Cyberdépendance aux jeux vidéo : comment réagir ?


Deux députés ont rendu le 19 novembre 2008 un rapport sur les addictions à Internet, en particulier aux jeux vidéo. Ils proposent des mesures qui pourraient bientôt prendre effet dans des projets de loi et appellent les créateurs de jeux à coopérer.
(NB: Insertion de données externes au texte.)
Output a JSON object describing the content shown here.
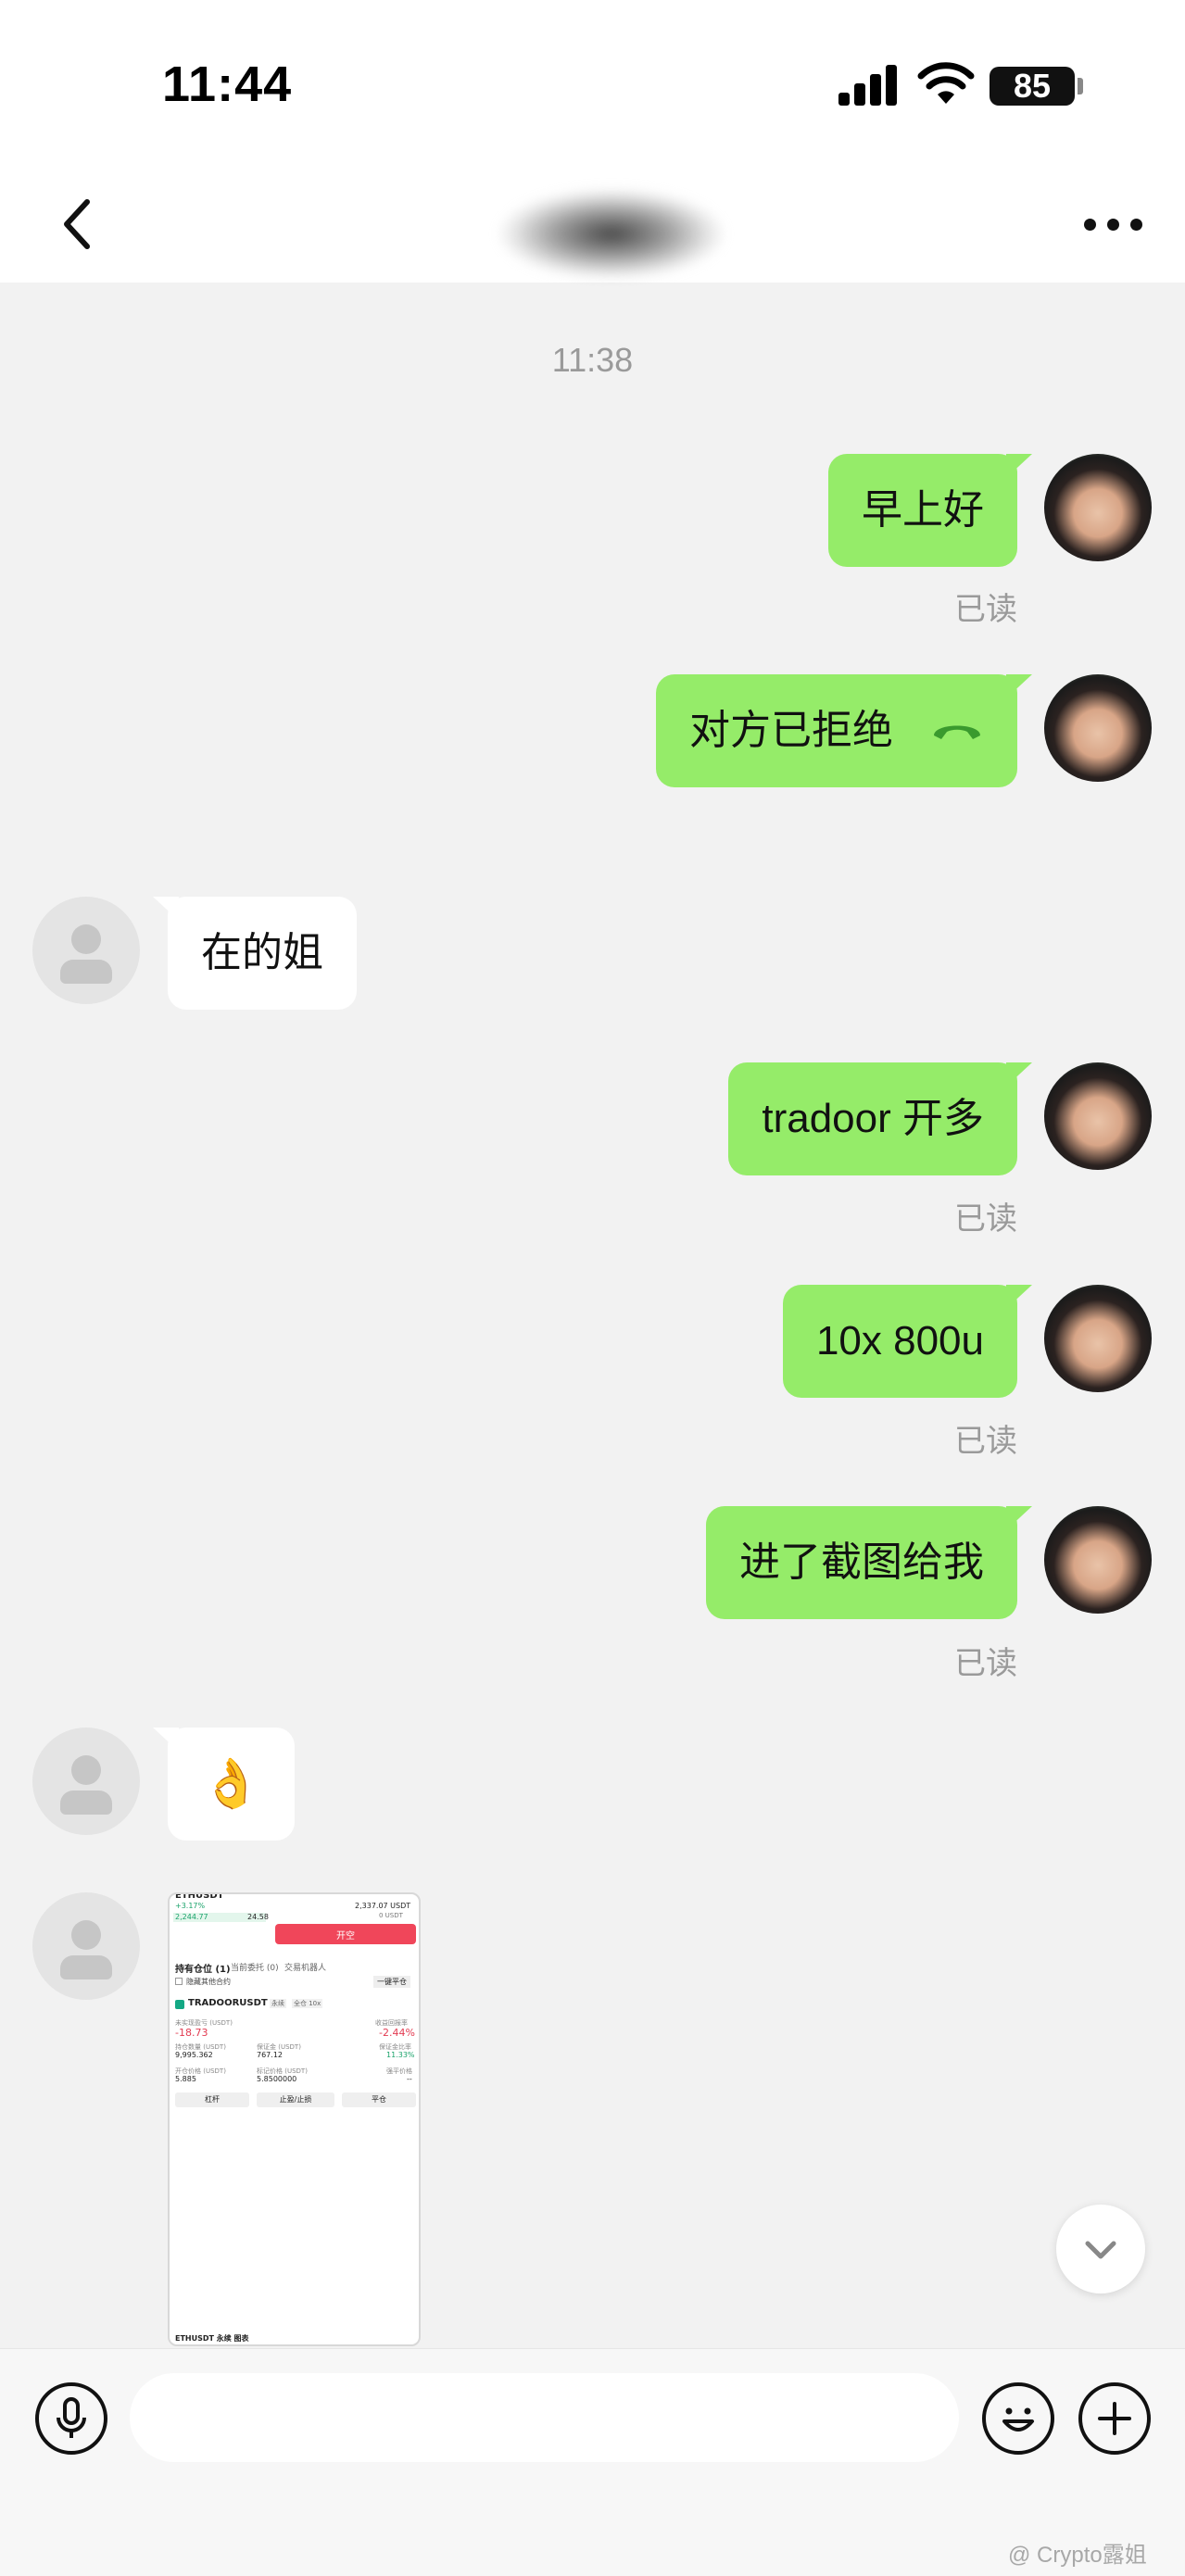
{
  "status_bar": {
    "time": "11:44",
    "battery": "85"
  },
  "chat": {
    "timestamp": "11:38",
    "messages": [
      {
        "side": "me",
        "text": "早上好",
        "read": "已读"
      },
      {
        "side": "me",
        "text": "对方已拒绝",
        "icon": "phone-hangup-icon"
      },
      {
        "side": "other",
        "text": "在的姐"
      },
      {
        "side": "me",
        "text": "tradoor 开多",
        "read": "已读"
      },
      {
        "side": "me",
        "text": "10x 800u",
        "read": "已读"
      },
      {
        "side": "me",
        "text": "进了截图给我",
        "read": "已读"
      },
      {
        "side": "other",
        "text": "👌"
      },
      {
        "side": "other",
        "type": "image"
      }
    ]
  },
  "shared_screenshot": {
    "top_rows": [
      "ETHUSDT",
      "+3.17%",
      "2,244.77",
      "24.58",
      "2,337.07 USDT",
      "0 USDT",
      "开空"
    ],
    "tabs": [
      "持有仓位 (1)",
      "当前委托 (0)",
      "交易机器人"
    ],
    "filter": "隐藏其他合约",
    "close_all": "一键平仓",
    "symbol": "TRADOORUSDT",
    "tags": [
      "永续",
      "全仓 10x"
    ],
    "unrealized_pnl_label": "未实现盈亏 (USDT)",
    "unrealized_pnl": "-18.73",
    "roe_label": "收益回报率",
    "roe": "-2.44%",
    "size_label": "持仓数量 (USDT)",
    "size": "9,995.362",
    "margin_label": "保证金 (USDT)",
    "margin": "767.12",
    "margin_ratio_label": "保证金比率",
    "margin_ratio": "11.33%",
    "entry_label": "开仓价格 (USDT)",
    "entry": "5.885",
    "mark_label": "标记价格 (USDT)",
    "mark": "5.8500000",
    "liq_label": "强平价格",
    "liq": "--",
    "buttons": [
      "杠杆",
      "止盈/止损",
      "平仓"
    ],
    "footer": "ETHUSDT 永续 图表"
  },
  "input_bar": {
    "placeholder": ""
  },
  "watermark": "@ Crypto露姐"
}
Le rapport d'Arlette Grosskost et Paul Jeanneteau essaye pour la première fois de cerner le problème des accros aux jeux vidéos : on commence par passer un peu de temps dessus, puis par se prendre au jeu et y consacrer tous ses temps libres, puis par éliminer des sorties, des cours de sport, des temps d'étude, des visites à ses amis, et puis du temps de sommeil et de travail... Même sans être alarmiste, le fait est qu'il peut être intéressant d'arriver à gérer sa passion sans tout lui sacrifier. D'où l'intérêt de ce travail qui ne fait pas que dénoncer les affreux joueurs - il y aurait entre 600 000 et 800 000 "victimes d'une conduite addictive" - mais réfléchit à ce qui pourrait les aider. Les adeptes de "World of Warcraft" comprendront.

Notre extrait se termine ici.